The PT11, with 203 cm beds, was a single-system machine with high- and low-butt needles, built in gauges from 5 to 18, without stitch transfer. The PT21 offered the possibility of double transfer from either high- or low-butt needles, or both, and the PT22 was also built as a double-system. From these two models, we moved quite quickly to the current ones: the PT222 (and, before that, the PT221) and the semi-jacquards PT241 and PT242. These are very reliable, efficient and high-producing machines, based on a technology that is supported by 40 years of experience and continual development, to offer the best results at all times.


THE SUPPORT UNITS FOR FULL-FASHIONED MACHINES
the P500 series
At the same time as the full-jacquard machines, a third type of machine was developed that has been particularly popular and successful in the market: the rib-loading machine to supply Cotton frames, which started with the P100.

This is a series of electronically programmed machines for the production of ribs and cuffs and their automatic loading onto the magazine bars of the Cotton frame. The loading of these ribs and cuffs directly onto the magazine bars, in predetermined numbers and in the exact position required, offers, on the one hand, precise and accurate running-on and significant savings in the costs of labour, of yarn and of intermediate magazine bars and, on the other, very high production rates, due to the variable carriage stroke, which adapts itself to the width of the piece to be produced. Later versions included the P200, (which had the advantage of being able to automatically exchange the full magazine bar for an empty one, without interrupting production and which was also produced in the P200 2- version for the simultaneous production of two cuffs and, as the P200 2D, with doublings), the P300 and the P400, (in its two versions: P401 being the standard model and P401D the one with doublings),

all leading up to the current model, the P500, in its 4 versions: P500, the standard version, with high and low butt needle selection, used principally for the production of ribs, cuffs and trims, which are automatically loaded onto the magazine bars of Cotton frames or linking machines; P500S, the version that enables selections to be made on four auxiliary platines, located on the needlebed, thereby giving the capability of producing a large number of pattern effects, (cables, lace, small jacquards), to enhance and embellish the finished garment; P500D, the standard version with a doubling device that enables stitches to be doubled at intervals, thus making ribs more elastic and, at the same time, eliminating any creasing; P500SD, which is provided with both the auxiliary platines and the doubling device.

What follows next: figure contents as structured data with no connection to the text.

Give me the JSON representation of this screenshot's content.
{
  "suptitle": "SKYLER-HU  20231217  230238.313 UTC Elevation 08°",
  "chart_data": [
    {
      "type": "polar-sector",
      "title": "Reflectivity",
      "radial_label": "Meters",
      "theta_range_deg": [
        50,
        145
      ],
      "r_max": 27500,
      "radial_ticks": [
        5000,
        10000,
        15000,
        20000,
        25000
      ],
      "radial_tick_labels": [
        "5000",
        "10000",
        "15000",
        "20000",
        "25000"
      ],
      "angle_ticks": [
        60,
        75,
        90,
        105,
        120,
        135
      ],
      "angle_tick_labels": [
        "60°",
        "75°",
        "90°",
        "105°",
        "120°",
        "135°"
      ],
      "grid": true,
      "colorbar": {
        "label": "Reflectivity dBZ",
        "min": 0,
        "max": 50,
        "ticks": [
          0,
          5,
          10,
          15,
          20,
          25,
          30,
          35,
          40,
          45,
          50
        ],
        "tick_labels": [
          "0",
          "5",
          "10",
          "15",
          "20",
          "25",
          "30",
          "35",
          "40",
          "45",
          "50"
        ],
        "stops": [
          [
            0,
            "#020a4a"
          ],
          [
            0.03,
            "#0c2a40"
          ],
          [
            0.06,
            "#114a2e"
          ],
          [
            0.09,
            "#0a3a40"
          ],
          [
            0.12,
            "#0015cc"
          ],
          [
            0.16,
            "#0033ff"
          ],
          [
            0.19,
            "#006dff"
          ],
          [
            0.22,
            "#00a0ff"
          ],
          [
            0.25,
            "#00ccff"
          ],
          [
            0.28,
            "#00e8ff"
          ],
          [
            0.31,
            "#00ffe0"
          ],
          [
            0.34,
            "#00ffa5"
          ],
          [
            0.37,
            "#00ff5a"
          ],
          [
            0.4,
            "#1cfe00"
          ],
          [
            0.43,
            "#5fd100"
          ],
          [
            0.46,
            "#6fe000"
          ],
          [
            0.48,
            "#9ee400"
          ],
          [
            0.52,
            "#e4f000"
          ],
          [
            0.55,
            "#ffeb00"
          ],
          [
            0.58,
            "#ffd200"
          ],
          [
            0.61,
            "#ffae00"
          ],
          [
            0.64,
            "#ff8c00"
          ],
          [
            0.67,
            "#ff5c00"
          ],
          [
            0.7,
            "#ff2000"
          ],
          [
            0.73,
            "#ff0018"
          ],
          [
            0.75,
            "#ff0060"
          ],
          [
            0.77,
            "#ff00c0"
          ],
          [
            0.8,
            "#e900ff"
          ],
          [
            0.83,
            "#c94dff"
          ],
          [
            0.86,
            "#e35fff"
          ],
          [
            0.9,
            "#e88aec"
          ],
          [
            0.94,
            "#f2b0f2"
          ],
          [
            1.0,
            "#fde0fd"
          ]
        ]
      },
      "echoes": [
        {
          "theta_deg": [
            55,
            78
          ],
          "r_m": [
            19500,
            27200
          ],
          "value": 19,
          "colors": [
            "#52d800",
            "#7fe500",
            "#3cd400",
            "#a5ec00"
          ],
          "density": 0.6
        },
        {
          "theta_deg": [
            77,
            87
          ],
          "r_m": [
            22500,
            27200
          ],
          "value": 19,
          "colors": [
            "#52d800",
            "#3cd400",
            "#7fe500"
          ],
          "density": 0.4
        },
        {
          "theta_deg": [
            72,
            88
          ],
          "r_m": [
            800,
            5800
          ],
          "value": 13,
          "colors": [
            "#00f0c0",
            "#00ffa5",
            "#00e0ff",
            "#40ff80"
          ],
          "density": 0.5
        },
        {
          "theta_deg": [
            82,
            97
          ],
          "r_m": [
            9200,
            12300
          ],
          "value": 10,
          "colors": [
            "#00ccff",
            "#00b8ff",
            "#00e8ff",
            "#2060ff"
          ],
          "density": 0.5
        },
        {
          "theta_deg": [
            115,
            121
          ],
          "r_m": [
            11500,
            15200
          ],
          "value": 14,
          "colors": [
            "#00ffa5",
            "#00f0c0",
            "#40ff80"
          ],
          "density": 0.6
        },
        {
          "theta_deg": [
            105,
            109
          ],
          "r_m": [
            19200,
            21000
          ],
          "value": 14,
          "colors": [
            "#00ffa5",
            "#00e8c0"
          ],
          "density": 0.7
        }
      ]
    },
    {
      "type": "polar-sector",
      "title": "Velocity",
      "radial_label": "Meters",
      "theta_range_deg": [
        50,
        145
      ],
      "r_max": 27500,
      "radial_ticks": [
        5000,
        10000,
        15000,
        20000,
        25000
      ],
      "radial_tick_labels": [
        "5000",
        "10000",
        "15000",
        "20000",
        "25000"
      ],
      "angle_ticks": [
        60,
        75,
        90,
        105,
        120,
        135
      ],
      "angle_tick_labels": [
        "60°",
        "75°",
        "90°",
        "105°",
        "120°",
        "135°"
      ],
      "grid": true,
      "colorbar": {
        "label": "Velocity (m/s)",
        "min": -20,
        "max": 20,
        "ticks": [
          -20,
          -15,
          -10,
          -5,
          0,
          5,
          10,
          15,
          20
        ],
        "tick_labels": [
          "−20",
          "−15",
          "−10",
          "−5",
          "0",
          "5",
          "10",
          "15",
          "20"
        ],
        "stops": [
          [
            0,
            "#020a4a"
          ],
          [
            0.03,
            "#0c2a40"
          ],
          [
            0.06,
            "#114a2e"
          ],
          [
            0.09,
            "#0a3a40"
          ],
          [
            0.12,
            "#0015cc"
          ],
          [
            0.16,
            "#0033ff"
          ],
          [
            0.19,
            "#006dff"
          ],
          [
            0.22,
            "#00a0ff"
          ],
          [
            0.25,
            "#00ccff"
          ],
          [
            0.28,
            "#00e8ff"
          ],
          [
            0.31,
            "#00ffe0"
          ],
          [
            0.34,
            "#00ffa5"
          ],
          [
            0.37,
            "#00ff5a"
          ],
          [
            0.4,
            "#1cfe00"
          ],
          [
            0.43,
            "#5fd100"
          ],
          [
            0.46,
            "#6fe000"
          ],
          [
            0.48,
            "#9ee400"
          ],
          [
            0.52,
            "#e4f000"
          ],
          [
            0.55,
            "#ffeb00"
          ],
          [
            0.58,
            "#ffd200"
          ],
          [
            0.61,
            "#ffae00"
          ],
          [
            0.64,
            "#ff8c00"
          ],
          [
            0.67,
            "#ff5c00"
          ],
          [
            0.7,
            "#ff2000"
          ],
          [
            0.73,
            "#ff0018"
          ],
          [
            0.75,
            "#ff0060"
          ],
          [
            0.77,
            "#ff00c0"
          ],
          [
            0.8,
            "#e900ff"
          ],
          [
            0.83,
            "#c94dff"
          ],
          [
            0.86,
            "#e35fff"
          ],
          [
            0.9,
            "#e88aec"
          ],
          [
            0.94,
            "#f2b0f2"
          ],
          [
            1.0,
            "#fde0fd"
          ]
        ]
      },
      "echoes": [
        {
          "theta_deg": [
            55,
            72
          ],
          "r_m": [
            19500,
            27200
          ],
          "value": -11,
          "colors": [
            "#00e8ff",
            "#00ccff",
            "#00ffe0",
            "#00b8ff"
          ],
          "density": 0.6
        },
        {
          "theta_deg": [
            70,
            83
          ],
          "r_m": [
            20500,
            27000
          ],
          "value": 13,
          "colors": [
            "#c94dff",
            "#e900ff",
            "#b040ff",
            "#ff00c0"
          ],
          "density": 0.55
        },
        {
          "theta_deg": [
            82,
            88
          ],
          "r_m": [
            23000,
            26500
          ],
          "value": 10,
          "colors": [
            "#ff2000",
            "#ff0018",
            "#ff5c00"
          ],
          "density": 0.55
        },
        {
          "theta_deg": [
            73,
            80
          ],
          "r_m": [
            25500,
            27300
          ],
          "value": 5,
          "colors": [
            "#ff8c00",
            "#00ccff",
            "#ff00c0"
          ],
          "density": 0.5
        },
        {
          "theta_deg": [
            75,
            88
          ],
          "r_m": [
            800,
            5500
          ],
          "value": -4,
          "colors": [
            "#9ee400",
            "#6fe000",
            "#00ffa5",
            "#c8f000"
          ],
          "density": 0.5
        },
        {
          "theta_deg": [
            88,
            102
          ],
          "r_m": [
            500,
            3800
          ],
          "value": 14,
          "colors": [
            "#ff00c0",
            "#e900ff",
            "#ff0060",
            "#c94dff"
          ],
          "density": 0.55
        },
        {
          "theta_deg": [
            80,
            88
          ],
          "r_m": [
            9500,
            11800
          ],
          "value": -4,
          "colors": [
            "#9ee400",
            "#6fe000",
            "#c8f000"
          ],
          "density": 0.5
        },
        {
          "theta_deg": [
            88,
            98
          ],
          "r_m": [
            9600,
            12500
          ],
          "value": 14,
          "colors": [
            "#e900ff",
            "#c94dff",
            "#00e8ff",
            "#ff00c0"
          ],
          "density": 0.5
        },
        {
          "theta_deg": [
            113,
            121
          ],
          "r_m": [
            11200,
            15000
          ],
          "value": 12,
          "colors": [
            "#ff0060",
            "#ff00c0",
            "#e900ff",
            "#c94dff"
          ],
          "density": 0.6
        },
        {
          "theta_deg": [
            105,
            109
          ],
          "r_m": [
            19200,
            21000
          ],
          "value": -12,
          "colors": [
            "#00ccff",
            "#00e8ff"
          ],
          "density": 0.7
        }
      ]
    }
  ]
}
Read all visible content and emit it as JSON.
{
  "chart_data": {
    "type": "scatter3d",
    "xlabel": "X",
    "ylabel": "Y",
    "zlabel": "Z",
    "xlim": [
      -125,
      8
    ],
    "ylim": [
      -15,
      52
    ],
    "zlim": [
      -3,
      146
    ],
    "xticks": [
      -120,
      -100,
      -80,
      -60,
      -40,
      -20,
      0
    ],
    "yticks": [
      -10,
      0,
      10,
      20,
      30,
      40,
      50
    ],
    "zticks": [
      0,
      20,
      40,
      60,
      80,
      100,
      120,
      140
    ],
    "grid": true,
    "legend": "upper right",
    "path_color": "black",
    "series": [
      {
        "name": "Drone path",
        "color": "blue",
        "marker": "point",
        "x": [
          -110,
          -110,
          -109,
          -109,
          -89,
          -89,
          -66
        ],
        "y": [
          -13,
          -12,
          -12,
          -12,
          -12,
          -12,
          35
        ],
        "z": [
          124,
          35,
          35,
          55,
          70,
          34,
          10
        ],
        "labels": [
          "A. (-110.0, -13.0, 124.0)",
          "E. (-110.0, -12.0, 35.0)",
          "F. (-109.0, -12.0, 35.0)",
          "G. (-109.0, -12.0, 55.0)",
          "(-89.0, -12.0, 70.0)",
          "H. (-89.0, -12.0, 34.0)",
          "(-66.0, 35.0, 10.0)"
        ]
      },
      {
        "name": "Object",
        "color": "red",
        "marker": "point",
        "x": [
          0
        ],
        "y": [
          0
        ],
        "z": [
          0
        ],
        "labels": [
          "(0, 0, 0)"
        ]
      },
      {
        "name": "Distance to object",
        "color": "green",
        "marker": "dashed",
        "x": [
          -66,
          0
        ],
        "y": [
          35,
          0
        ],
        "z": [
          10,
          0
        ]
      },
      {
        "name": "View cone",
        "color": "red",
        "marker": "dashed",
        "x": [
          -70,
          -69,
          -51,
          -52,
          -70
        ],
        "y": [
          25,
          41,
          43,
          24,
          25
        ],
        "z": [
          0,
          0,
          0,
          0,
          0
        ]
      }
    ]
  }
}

Over the years, technological development has proceeded inexorably, bringing Protti to its present position as a world leader in the production of the P500 rib loading machines and of the PT series trimming machines, as well as putting it amongst the first rank of producers of full jacquard machines with individual needle selection. The high rate of technological innovation is backed up by an extremely efficient commercial organisation and an ever more sophisticated and innovative after-sales service, that constantly provoke the interest of the marketplace, (both customers and competitors). Among the latest models to be shown at the most important international exhibitions for the trade are: the PV96X, a six-system machine; the PV93FX, with three needlebeds, (the only machine in the world to feature this characteristic) and the most recent of all: the PV91X (single-system machine with auxiliary takedown) and the PV91X-3 (three carriages, each with a single system).